CVE-2025-66909 identifies a denial of service vulnerability in the Turms AI-Serving module version 0.10.0-SNAPSHOT and earlier. The root cause lies in the ExtendedOpenCVImage class within the ai/djl/opencv package, which loads images using OpenCV's imread() function without performing any validation on the image's dimensions or pixel count prior to decompression. This lack of validation allows an attacker to craft a compressed image file—such as a PNG—that is deceptively small in compressed form but expands massively when decompressed, consuming gigabytes of memory. When such an image is processed, the system experiences immediate memory exhaustion, leading to an OutOfMemoryError and crashing the AI-serving service. Since the OCR service component is often publicly accessible and does not require authentication, attackers can exploit this vulnerability remotely without credentials. Multiple requests with decompression bombs can completely deny service availability, resulting in a denial of service (DoS) condition. The vulnerability does not currently have a CVSS score or known exploits in the wild, but the impact on service availability is significant. The absence of input validation and resource constraints in image processing pipelines is a common security weakness that this vulnerability exemplifies. Organizations relying on Turms AI-Serving or similar AI image processing frameworks should be aware of this risk and implement mitigations promptly.

For European organizations, the primary impact of CVE-2025-66909 is the potential for denial of service attacks against AI-serving infrastructures that process images, particularly OCR services exposed to the internet. Such attacks can disrupt critical business operations relying on automated image analysis, including document processing, identity verification, and automated workflows. The memory exhaustion caused by decompression bombs can lead to service outages, degraded performance, and increased operational costs due to recovery efforts. Organizations in sectors such as finance, healthcare, government, and legal services that utilize AI-driven image processing are especially vulnerable to operational disruption. Additionally, repeated service crashes may erode user trust and violate service level agreements (SLAs). Since no authentication is required to exploit the vulnerability if the service is public, attackers can launch these attacks at scale with minimal effort. The lack of known exploits in the wild suggests the vulnerability is newly disclosed, but the ease of exploitation and high impact on availability make it a critical concern for European entities deploying affected versions.

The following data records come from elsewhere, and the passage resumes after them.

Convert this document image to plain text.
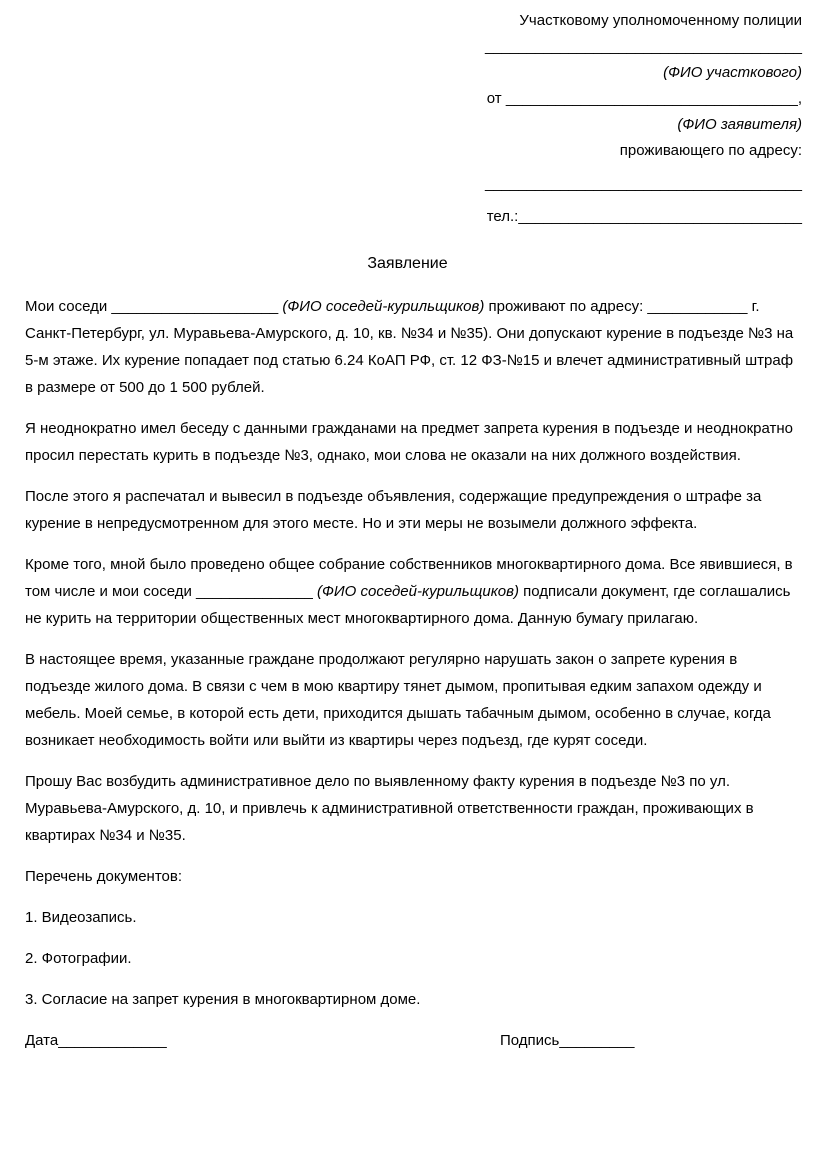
Участковому уполномоченному полиции
______________________________________
(ФИО участкового)
от ___________________________________,
(ФИО заявителя)
проживающего по адресу:
______________________________________
тел.:__________________________________
Заявление

Мои соседи ____________________ (ФИО соседей-курильщиков) проживают по адресу: ____________ г. Санкт-Петербург, ул. Муравьева-Амурского, д. 10, кв. №34 и №35). Они допускают курение в подъезде №3 на 5-м этаже. Их курение попадает под статью 6.24 КоАП РФ, ст. 12 ФЗ-№15 и влечет административный штраф в размере от 500 до 1 500 рублей.

Я неоднократно имел беседу с данными гражданами на предмет запрета курения в подъезде и неоднократно просил перестать курить в подъезде №3, однако, мои слова не оказали на них должного воздействия.

После этого я распечатал и вывесил в подъезде объявления, содержащие предупреждения о штрафе за курение в непредусмотренном для этого месте. Но и эти меры не возымели должного эффекта.

Кроме того, мной было проведено общее собрание собственников многоквартирного дома. Все явившиеся, в том числе и мои соседи ______________ (ФИО соседей-курильщиков) подписали документ, где соглашались не курить на территории общественных мест многоквартирного дома. Данную бумагу прилагаю.

В настоящее время, указанные граждане продолжают регулярно нарушать закон о запрете курения в подъезде жилого дома. В связи с чем в мою квартиру тянет дымом, пропитывая едким запахом одежду и мебель. Моей семье, в которой есть дети, приходится дышать табачным дымом, особенно в случае, когда возникает необходимость войти или выйти из квартиры через подъезд, где курят соседи.

Прошу Вас возбудить административное дело по выявленному факту курения в подъезде №3 по ул. Муравьева-Амурского, д. 10, и привлечь к административной ответственности граждан, проживающих в квартирах №34 и №35.

Перечень документов:

1. Видеозапись.

2. Фотографии.

3. Согласие на запрет курения в многоквартирном доме.

Дата_____________	Подпись_________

To mitigate CVE-2025-66909, organizations should implement strict input validation on all image files before decompression, including checks on image dimensions, pixel count, and file size limits. Employ resource usage limits such as memory caps and timeouts during image processing to prevent excessive resource consumption. If possible, update or patch the Turms AI-Serving module to a version that addresses this vulnerability once available. Restrict public access to the OCR and image processing services by enforcing authentication and network access controls, such as IP whitelisting or VPN access. Deploy web application firewalls (WAFs) or API gateways that can detect and block suspicious image payloads or unusually large decompression requests. Monitor system logs and resource usage metrics for signs of abnormal memory consumption or repeated crashes. Consider sandboxing image processing components to isolate failures and prevent cascading service outages. Finally, maintain an incident response plan to quickly recover from potential denial of service events.